McLaren writes, “Growth is an abstraction.” Well of course it is! Value and price are abstractions, so growth in value must also be an abstraction. How much is the Hope diamond worth to me if I’m stranded on island with no other human contact? How much is it worth to me if I live in an affluent society and would like to live a lavish lifestyle? The economic value of a good or service is whatever a buyer is willing to give up to acquire it and the seller is willing to accept in exchange.
McLaren is precisely right, “The material thing doesn’t count in itself.” Without a valuer, the material world has no value. But since God created the earth, there is a valuer. Furthermore, God has created living images of himself to work the earth. Because of sin and rebellion, humankind’s values may not be in line with God’s values. It is as if someone got into a store and switched all the price tags around. But there is no sense in which we may speak of value without valuers. There is no such thing as intrinsic economic value.
Therefore, economic growth in a sinless world would be a very positive thing. It would mean resources are being transformed from less useful states to more useful states in perfect communion with ultimate valuer. But we do not live in a sinless world. Therefore, economic growth leads to a tangled mixture of good and bad. Our mission is to discern how best the world can function to achieve something that approximates God’s values and vision.
At the end of Chaper 25, McLaren turns to the parable of the Loaves and Fishes, noting that Jesus had his disciples count what they had (five loaves and two fish) and then he gave thanks for this provision. Afterward they clean up and find they have more than they began with. McLaren explains that he used to believe this was about miracles but instead he now sees it as being about what happens when we respond in gratitude. What he implies here is the interpretation that, upon seeing Jesus offering gratitude, the people in the crowd acted generously toward each other and shared their food they had among themselves.
All this is good and well, but from whence came the food that the people shared with each other?
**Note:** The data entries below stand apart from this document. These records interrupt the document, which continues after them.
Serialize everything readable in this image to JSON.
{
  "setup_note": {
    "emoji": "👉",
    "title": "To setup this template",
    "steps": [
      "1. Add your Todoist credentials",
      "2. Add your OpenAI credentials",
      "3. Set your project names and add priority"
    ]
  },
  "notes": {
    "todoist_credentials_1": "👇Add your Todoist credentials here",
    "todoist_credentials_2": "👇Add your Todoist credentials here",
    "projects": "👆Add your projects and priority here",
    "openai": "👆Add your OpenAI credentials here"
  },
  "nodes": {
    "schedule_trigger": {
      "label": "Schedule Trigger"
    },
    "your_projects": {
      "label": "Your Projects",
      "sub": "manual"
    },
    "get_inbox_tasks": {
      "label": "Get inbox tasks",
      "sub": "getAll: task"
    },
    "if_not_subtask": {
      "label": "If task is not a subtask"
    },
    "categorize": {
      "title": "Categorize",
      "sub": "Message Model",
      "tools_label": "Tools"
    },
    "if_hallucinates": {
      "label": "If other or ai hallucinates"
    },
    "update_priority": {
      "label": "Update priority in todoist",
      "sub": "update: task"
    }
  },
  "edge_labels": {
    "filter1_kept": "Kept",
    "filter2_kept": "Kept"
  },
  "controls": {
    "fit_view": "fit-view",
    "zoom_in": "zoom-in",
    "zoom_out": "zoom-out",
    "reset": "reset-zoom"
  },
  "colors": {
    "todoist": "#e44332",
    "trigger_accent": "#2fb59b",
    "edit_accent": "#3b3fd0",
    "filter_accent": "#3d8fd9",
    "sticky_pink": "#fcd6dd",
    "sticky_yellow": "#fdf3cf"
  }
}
Did they not have to engage in economic labor to produce the food they had with them? Benevolence and generosity is not an alternative lifestyle to economic production and growth. They are virtues that can’t exist without economic activity (transforming matter from less useful states to more useful states.) Indeed, these virtues are able to flourish all the more with economic growth. Without economic activity the people at the meal would have had nothing to share.
Finally, McLaren writes:
There is a different economy, indeed – one based on contemplative gratitude and neighborly sharing, not consuming more and more, faster and faster. In the minds of some readers, at this point, I’m sure a thousand practical questions are coming to mind – legitimate questions, such as, “Is this guy a communist?” (no, I’m not) and “How could this kind of economic system ever be put into practice? What kind of detailed policies would it take? Isn’t the devil in the details?” But Jesus seemed unconcerned with those details; he left them up to people like us, I think, to work out. (214)
McLaren demonstrates over and over again that he has not made a serious effort to get his mind around the most basic economic principles, yet feels himself qualified to engage in vitriolic denunciations of economic systems. Christians have been working with these issues for centuries going back at least to the Scholastics (and even to the early church fathers with some of the rudimentary economic questions) yet McLaren writes as if we just woke up today and discovered Jesus teaching. Whatever shall we do with it? This behavior strikes me as hubris.